In 1969 a military coup took place in Somalia, and Major-General Mohammed Barre became head of state. The new rulers claimed to be revolutionaries, and spoke loftily of establishing “Scientific Socialism”. The only legal political party is the so-called Somali Socialist Revolutionary Party, of which Barre is the Secretary-General. In fact, Barre’s government pursued a policy of as rapid as possible a development of capitalism in what was and remains a very backward country, with subsistence wages and almost no health service. The method was that of state capitalism, with the land and many companies being nationalized. Their revolutionary rhetoric did not however prevent them from accepting American financial aid, which was used to build a port at Kismayu in the south of the country. But the greatest support came from Russia, which supplied Somalia with weapons and helped to make the city of Berbera a well-equipped port and naval base which could be used by the Russian navy. Missile storage facilities were also built, again for Russian use —an ironic priority in a country without a single mile of railway track. It was clear that Russia was hoping to make Somalia into a Russian military base on the Indian Ocean, and a counter in Eastern Africa to Ethiopia, then ruled by Emperor Haile Selassie’s savage Christian dictatorship.

Murderous Struggle
Then in 1974 the Ethiopian army deposed Selassie. A murderous struggle for power among various political and military factions ensued, but again the new rulers, the Dergue, claimed to be revolutionary Marxists. In December of the same year, Ethiopia was officially declared to be a “Socialist” state. As in Somalia, the government actually pursued a policy of state capitalism, nationalizing the land and various branches of industry, as the quickest way to develop the forces of production. The Russians saw their chance again, and supplied arms to Ethiopia. As the Somali- supported separatist guerrilla war in the northern province of Eritrea (which was only fully incorporated into Ethiopia in 1962) spread and the separatists occupied large parts of Eritrea, Russian and Cuban advisors were sent to help the Ethiopian government. Meanwhile a Somali-backed revolt was taking place in Ogaden, in the western part of Ethiopia.

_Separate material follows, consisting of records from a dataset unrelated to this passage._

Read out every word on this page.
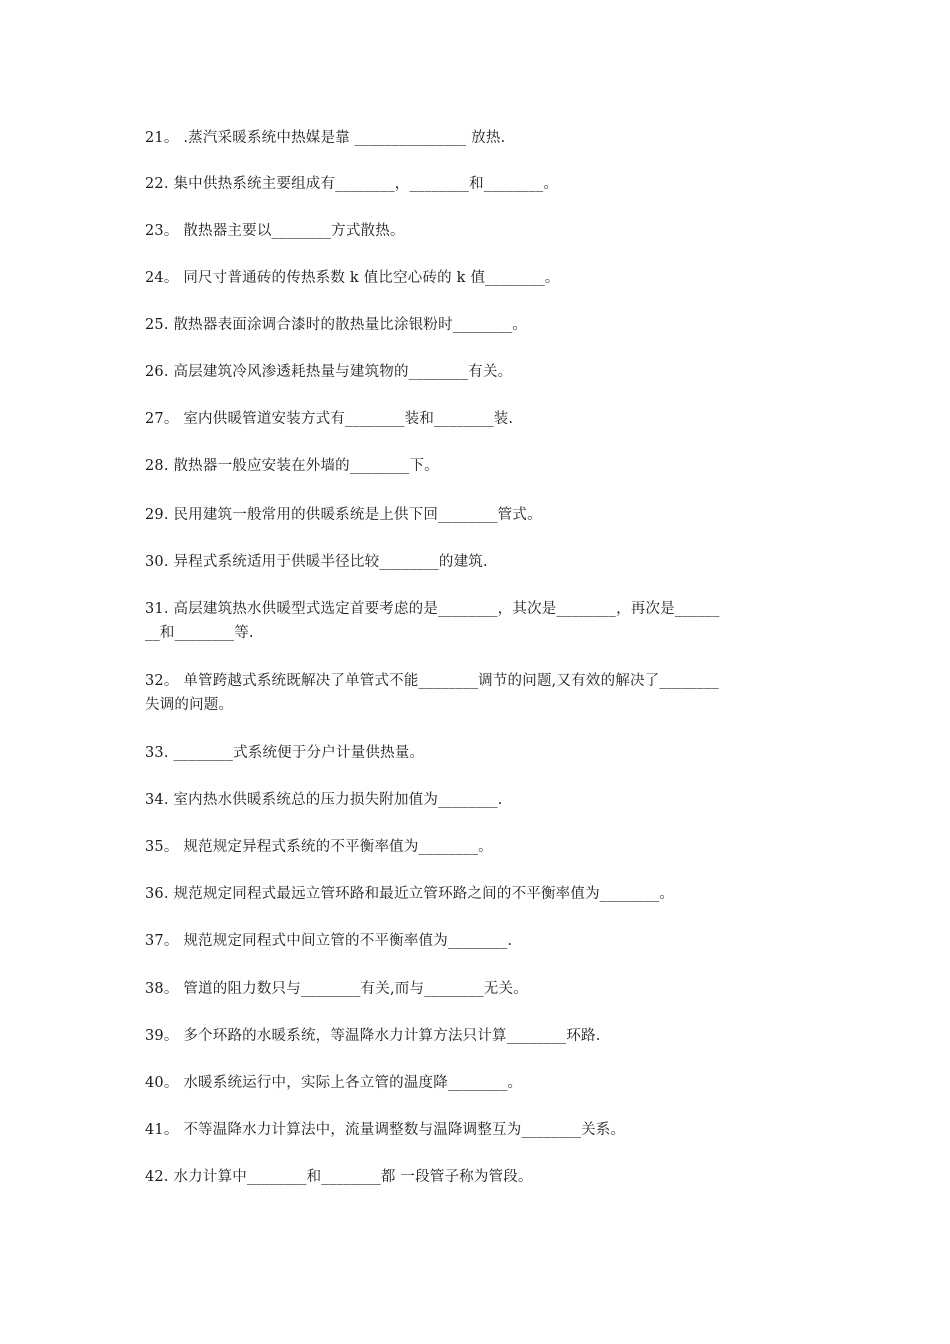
21。 .蒸汽采暖系统中热媒是靠 _______________ 放热.
22. 集中供热系统主要组成有________，________和________。
23。 散热器主要以________方式散热。
24。 同尺寸普通砖的传热系数 k 值比空心砖的 k 值________。
25. 散热器表面涂调合漆时的散热量比涂银粉时________。
26. 高层建筑冷风渗透耗热量与建筑物的________有关。
27。 室内供暖管道安装方式有________装和________装.
28. 散热器一般应安装在外墙的________下。
29. 民用建筑一般常用的供暖系统是上供下回________管式。
30. 异程式系统适用于供暖半径比较________的建筑.
31. 高层建筑热水供暖型式选定首要考虑的是________，其次是________，再次是______
__和________等.
32。 单管跨越式系统既解决了单管式不能________调节的问题,又有效的解决了________
失调的问题。
33. ________式系统便于分户计量供热量。
34. 室内热水供暖系统总的压力损失附加值为________.
35。 规范规定异程式系统的不平衡率值为________。
36. 规范规定同程式最远立管环路和最近立管环路之间的不平衡率值为________。
37。 规范规定同程式中间立管的不平衡率值为________.
38。 管道的阻力数只与________有关,而与________无关。
39。 多个环路的水暖系统，等温降水力计算方法只计算________环路.
40。 水暖系统运行中，实际上各立管的温度降________。
41。 不等温降水力计算法中，流量调整数与温降调整互为________关系。
42. 水力计算中________和________都 一段管子称为管段。
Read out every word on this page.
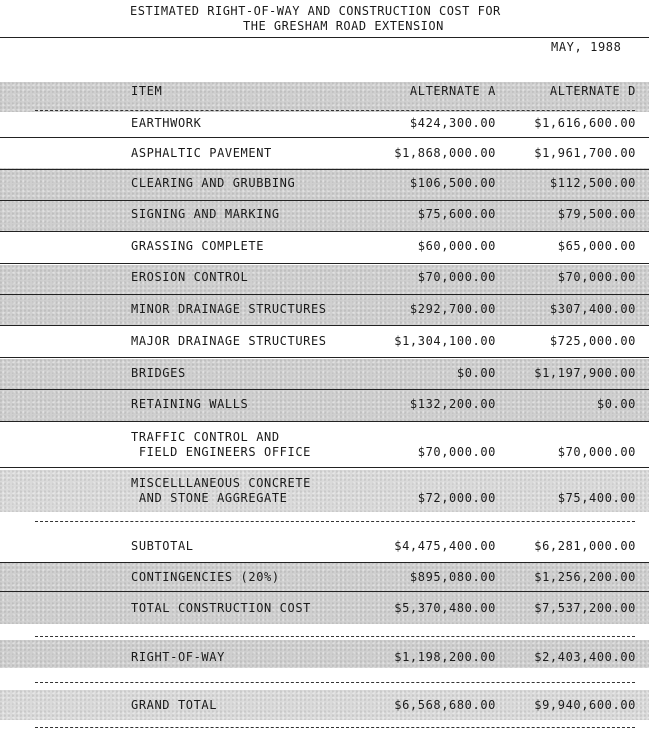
ESTIMATED RIGHT-OF-WAY AND CONSTRUCTION COST FOR
THE GRESHAM ROAD EXTENSION
MAY, 1988
ITEM	ALTERNATE A	ALTERNATE D
EARTHWORK	$424,300.00	$1,616,600.00
ASPHALTIC PAVEMENT	$1,868,000.00	$1,961,700.00
CLEARING AND GRUBBING	$106,500.00	$112,500.00
SIGNING AND MARKING	$75,600.00	$79,500.00
GRASSING COMPLETE	$60,000.00	$65,000.00
EROSION CONTROL	$70,000.00	$70,000.00
MINOR DRAINAGE STRUCTURES	$292,700.00	$307,400.00
MAJOR DRAINAGE STRUCTURES	$1,304,100.00	$725,000.00
BRIDGES	$0.00	$1,197,900.00
RETAINING WALLS	$132,200.00	$0.00
TRAFFIC CONTROL AND
FIELD ENGINEERS OFFICE	$70,000.00	$70,000.00
MISCELLLANEOUS CONCRETE
AND STONE AGGREGATE	$72,000.00	$75,400.00
SUBTOTAL	$4,475,400.00	$6,281,000.00
CONTINGENCIES (20%)	$895,080.00	$1,256,200.00
TOTAL CONSTRUCTION COST	$5,370,480.00	$7,537,200.00
RIGHT-OF-WAY	$1,198,200.00	$2,403,400.00
GRAND TOTAL	$6,568,680.00	$9,940,600.00
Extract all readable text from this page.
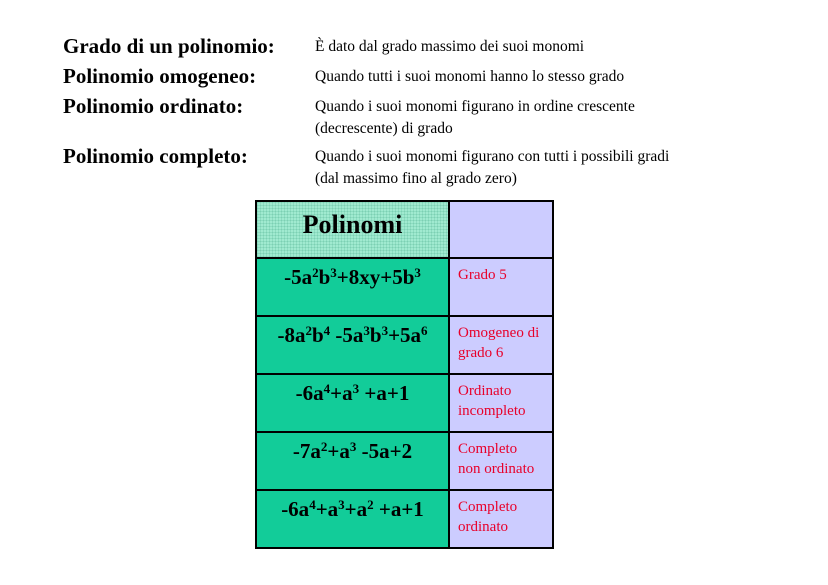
Grado di un polinomio:	È dato dal grado massimo dei suoi monomi
Polinomio omogeneo:	Quando tutti i suoi monomi hanno lo stesso grado
Polinomio ordinato:	Quando i suoi monomi figurano in ordine crescente
(decrescente) di grado
Polinomio completo:	Quando i suoi monomi figurano con tutti i possibili gradi
(dal massimo fino al grado zero)
Polinomi	
$-5a^2b^3+8xy+5b^3$	Grado 5

$-8a^2b^4$ $-5a^3b^3+5a^6$	Omogeneo di
grado 6

$-6a^4+a^3 +a+1$	Ordinato
incompleto

$-7a^2+a^3$ -5a+2	Completo
non ordinato

$-6a^4+a^3+a^2 +a+1$	Completo
ordinato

For a while the Russians were able to back both sides in this way. But in November last year, the Somali government expelled their Russian “advisers”, and asked the Americans to supply more arms. The Russians thus lost access to the port facilities at Berbera, and are now defending the Ethiopian government against alleged Somali aggression. The Eritrean People’s Liberation Front, as it is called, is just the kind of “national liberation movement” that the Russians have supported in some parts of the world — and fought in others — when it suited them to do so. In Eritrea, now, Russian planes and rockets are used against the guerrillas. Eritrea contains Ethiopia’s main Red Sea port, Massawa, a prize that would help compensate the Russians for the loss of Berbera. The Russians may have decided that Eritrea is not viable—or sufficiently useful to them—as an independent state, and so are concentrating their efforts on keeping Ethiopia intact and friendly to Moscow.

The Dergue, the present military government of Ethiopia, operates with the usual brutality of a dictatorship. Since 1974 thousands of people have been imprisoned, and hundreds executed, for political activity hostile to the government. The Ethiopian air force’s tactics in Eritrea include the bombing of civilians in towns captured by the guerrillas. Peasants who refuse to be conscripted into the Ethiopian army are said to be killed in front of their families. Flour given by the Red Cross to relieve a famine in Ogaden has been commandeered by the army. The Dergue is no more than an old-fashioned military dictatorship.

Reports that the Russians have been actually involved in the fighting on behalf of Ethiopia have not been independently confirmed. No doubt the Russians would prefer not to risk their own troops in pursuit of their ambitions, but to let the Ethiopians and Somalis shoot it out between themselves. Their economic policies show that the Somali and Ethiopian governments have a great deal in common, though both may have something to gain by invading the other. The ones with nothing to gain in any of this are the workers and peasants, the ones who do the actual fighting and dying. In order to defend their own military bases and gain control of strategic routes, the Russian ruling class are quite prepared to foster and support wars between other nations, where the real losers are the ordinary people concerned, who face death, hunger and homelessness in a cause not their own.